Justice Minister Abdülhamit Gül said on Aug. 4 that efforts were ongoing. If the regulations are adopted, nearly 50,000 clothes will be sewn by inmates and then sent to prisons holding the suspects of cases into followers of the U.S.-based Islamic preacher Fethullah Gülen. 

Meanwhile, the Board of Judges and Prosecutors (HSK) has decided for the establishment of eight new terror courts as part of the struggle against FETÖ, widely believed to have been behind the failed July 2016 coup attempt. 

The HSK’s move came in response to the huge burden on already existing courts due to the tens of thousands of FETÖ suspects facing trial. 

Heavy penal courts will be set up in Istanbul, Ankara and the western province of İzmir, with six of them in Istanbul. 

The HSK has also appointed a second court board to the Ankara Fourth Heavy Penal Court in order for it to deal with two cases at the same time.
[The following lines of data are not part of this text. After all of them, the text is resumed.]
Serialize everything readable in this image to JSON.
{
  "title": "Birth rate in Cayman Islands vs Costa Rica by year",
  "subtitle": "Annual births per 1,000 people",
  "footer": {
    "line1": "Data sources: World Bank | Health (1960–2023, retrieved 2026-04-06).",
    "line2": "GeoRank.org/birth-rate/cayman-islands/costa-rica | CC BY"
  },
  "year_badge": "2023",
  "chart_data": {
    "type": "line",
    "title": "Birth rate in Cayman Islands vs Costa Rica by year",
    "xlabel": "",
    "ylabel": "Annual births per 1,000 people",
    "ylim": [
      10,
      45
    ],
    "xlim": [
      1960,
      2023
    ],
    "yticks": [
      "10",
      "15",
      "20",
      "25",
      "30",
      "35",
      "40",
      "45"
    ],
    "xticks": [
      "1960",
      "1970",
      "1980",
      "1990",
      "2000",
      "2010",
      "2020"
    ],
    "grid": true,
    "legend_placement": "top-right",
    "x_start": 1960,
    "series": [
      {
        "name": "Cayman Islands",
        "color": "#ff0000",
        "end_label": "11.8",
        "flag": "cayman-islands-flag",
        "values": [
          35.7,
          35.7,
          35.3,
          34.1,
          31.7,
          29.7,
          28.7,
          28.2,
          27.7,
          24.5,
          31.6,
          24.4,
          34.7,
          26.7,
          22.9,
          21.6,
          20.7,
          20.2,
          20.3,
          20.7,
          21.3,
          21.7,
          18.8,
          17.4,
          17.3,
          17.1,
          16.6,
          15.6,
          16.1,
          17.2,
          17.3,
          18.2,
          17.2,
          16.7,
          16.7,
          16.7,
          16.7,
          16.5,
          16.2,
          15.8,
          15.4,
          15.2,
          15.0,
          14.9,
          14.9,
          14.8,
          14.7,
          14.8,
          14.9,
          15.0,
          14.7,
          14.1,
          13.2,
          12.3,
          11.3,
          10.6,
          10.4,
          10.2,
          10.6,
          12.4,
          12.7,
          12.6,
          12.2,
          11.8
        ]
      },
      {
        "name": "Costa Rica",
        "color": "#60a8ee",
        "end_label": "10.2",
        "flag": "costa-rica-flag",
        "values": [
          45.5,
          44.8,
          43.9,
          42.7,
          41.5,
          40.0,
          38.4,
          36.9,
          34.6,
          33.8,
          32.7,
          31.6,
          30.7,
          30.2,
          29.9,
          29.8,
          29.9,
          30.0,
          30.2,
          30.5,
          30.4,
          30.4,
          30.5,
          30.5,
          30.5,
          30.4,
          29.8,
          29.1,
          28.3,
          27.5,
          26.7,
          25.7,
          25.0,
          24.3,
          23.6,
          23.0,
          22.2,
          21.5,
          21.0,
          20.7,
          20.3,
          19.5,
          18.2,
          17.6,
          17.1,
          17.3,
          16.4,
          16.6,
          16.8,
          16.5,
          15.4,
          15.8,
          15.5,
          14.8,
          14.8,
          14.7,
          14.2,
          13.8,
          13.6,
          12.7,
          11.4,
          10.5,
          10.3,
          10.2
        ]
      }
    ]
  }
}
The court is already responsible for the case into activities at the Akıncı Air Base, used by the coup-plotters as a headquarters on July 15, 2016. 

In the latest wave of anti-FETÖ police raids, an operation was launched in 20 provinces against 59 people from the Science, Industry and Technology Ministry, 50 of whom are former employees on Aug. 4. 

Those sought are reportedly users of the smartphone application ByLock, used almost exclusively by Gülenists to communicate. 

According to the Ankara Chief Public Prosecutor’s Office, 50 of the suspects were previously dismissed or suspended from their posts in state of emergency decrees.

Elsewhere, 40 detention warrants were issued in the case into the leaking of the questions of the Police Academy Entrance Exam in 2012. 

Some 24 of the suspects were detained in Ankara, Istanbul, İzmir, the Central Anatolian province of Eskişehir and the northwestern province of Kocaeli on Aug. 4. 

All of the suspects were previously dismissed or suspended with emergency decrees.